Il y a du vrai dans ce que vous dites. L’exemple de Djezzy a été un très mauvais exemple d’investisseurs, je parle là du groupe Orascom des frères Sawiris qui avait acheté des cimenteries algériennes privatisables à un prix très intéressant, mais il s’est empressé de les revendre au groupe Lafarge. Je ne dis pas pourquoi il les a revendues aux Français, mais j’estime que certaines règles n’ont pas été respectées. C’est le même cas aujourd’hui pour «Djezzy» cédé au groupe russe qui exige des Algériens qui veulent faire valoir leur droit de préemption 8 milliards de dollars. Ce qui veut dire que nous devons, en tant qu’Algériens, débourser ce montant pour récupérer la compagnie de téléphonie. Ceci étant, nous respectons le droit international, il y a des experts et des arbitrages pour évaluer la compagnie à sa juste valeur, ensuite, nous pourrons statuer.

Les firmes automobiles françaises n’ont pas non plus joué le jeu, elles se sont contentées de vendre, elles importent les pièces de rechange. Elles n’ont rien construit en Algérie, 0 usine de montage, elles n’ont pas fait appel à la sous-traitance locale et surtout Peugeot / Renault qui gèrent elles-mêmes les concessions. Les investisseurs tunisiens en Algérie paraissent, pour leur part, contents de leur choix.

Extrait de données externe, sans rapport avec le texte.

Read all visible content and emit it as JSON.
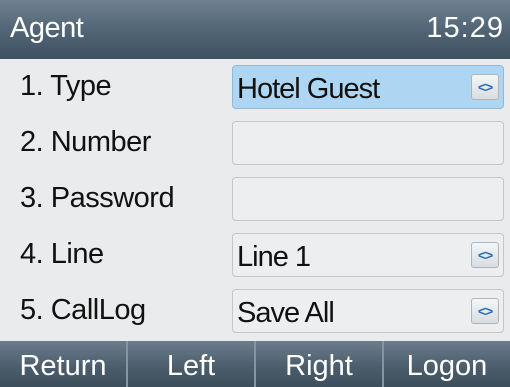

Nous avons vu des exemples d’un investisseur de Béja qui a investi à Tébessa en Algérie dans le BTP et un autre dans les vêtements de sécurité.

Quels sont les secteurs demandeurs en Algérie ?

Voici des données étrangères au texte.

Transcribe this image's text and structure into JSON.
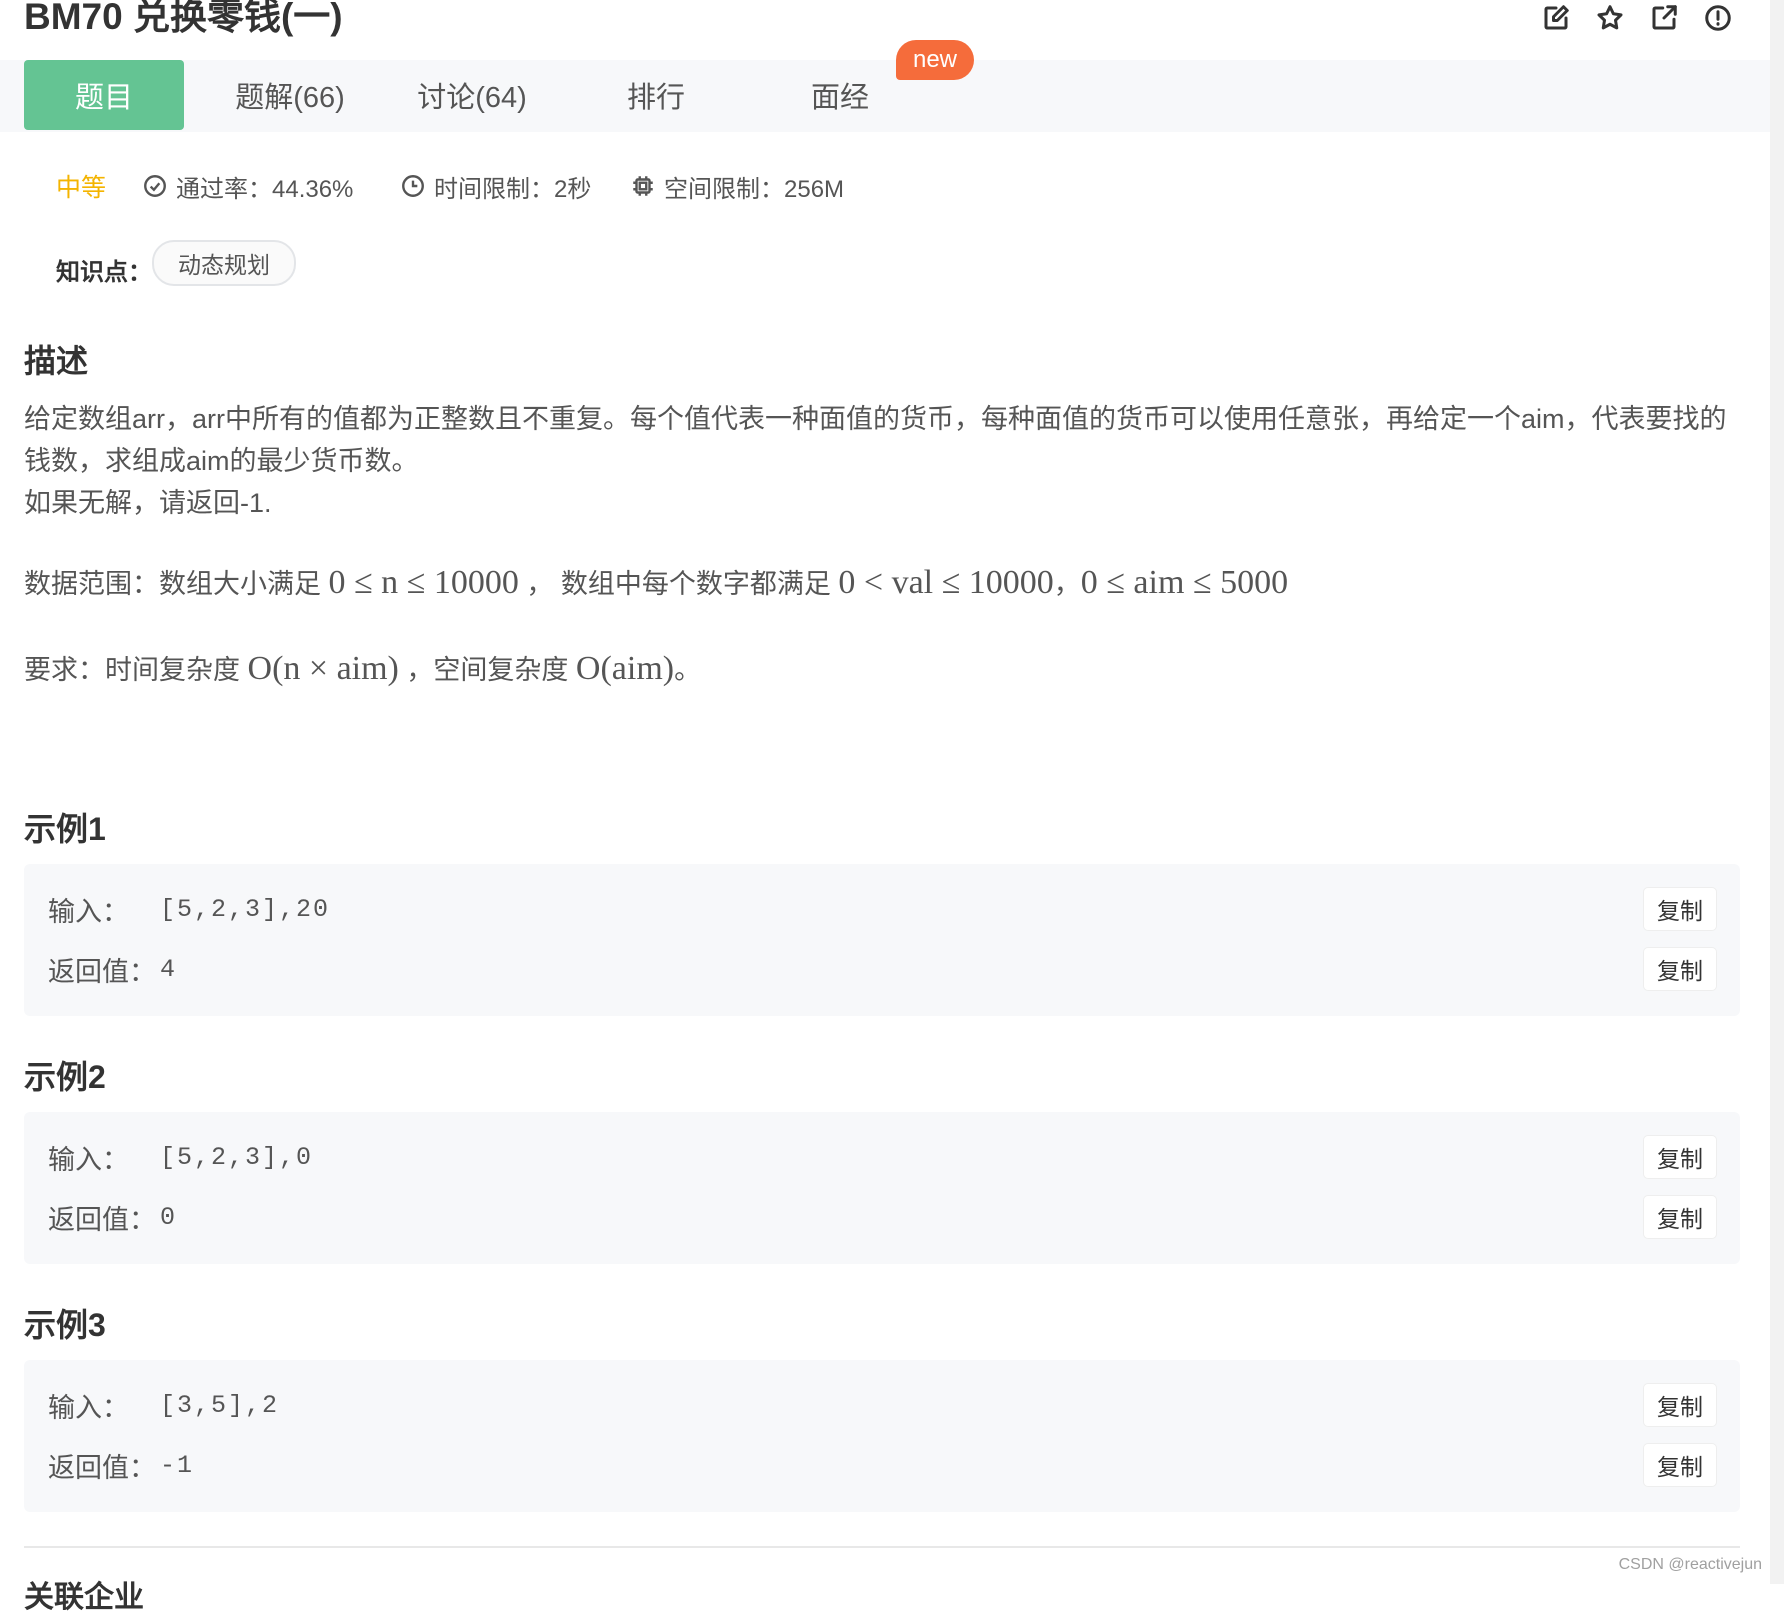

Nous sommes demandeurs à tous les niveaux, la Tunisie et l’Algérie peuvent se compléter. Il faut que nous réussissions au niveau de nos deux pays à réaliser des partenariats qui permettent aux uns et autres de trouver réponse à leurs demandes. En fait, le problème se situe surtout au niveau de la communication. Nous ne nous connaissons pas assez, je pense qu’il faut développer des stratégies de communication et d’information conséquentes sur les produits qui existent de part et d’autre des deux pays. Il y a des Tunisiens qui achètent des téléphones portables en France, alors qu’ils peuvent en avoir pour beaucoup moins cher à Annaba et des Algériens qui achètent des verres de bonne qualité en Europe alors qu’en Tunisie c’est beaucoup plus accessible.

Nous avons besoins de mettre en place des instruments efficaces au niveau de l’échange des informations.

Avez-vous une idée sur le volume des investissements tunisiens en Algérie ?

Non, mais à ma connaissance, ils sont insignifiants.

Malgré l’accord préférentiel signé entre la Tunisie et l’Algérie ?

Les Tunisiens et les Algériens font partie de la ZALE (Zone arabe de libre-échange) et ont un accord préférentiel signé en 2008 qui place la Tunisie dans une situation de partenaire commercial privilégié de l’Algérie. Techniquement parlant, cet accord n’a pas été appliqué à ce jour. Il sera très bientôt opérationnel car il s’agissait tout juste de définir les règles d’origine, ce qui sera fait incessamment, avant la fin de l’année.

Après la mauvaise expérience de la Zone arabe de libre-échange, l’Algérie a tout annulé suite à l’introduction dans le pays de produits dont les origines ne venaient pas des pays signataires. Nous avons listé les produits et nous sommes aujourd’hui à presque 2000 produits. Il s’agit ou bien de jouer le jeu le plus honnêtement possible ou bien de se refermer sur soi-même.

Et en tant que Chambre de commerce algéro-tunisienne, comment faites-vous pour dynamiser les échanges entre les deux pays?

La volonté politique existe pour développer les relations commerciales. En tant qu’opérateurs privés, nous sommes des facilitateurs, nous sommes, bien entendu, décidés à accroître nos échanges.

Trop de représentations patronales en Algérie ne compliqueraient-il pas les choses pour vous?

Nous sommes une Chambre de commerce et à ce titre, nous opérons avec tous les patronats sans distinction aucune, nous représentons les hommes d’affaires indépendamment de leurs choix syndicaux.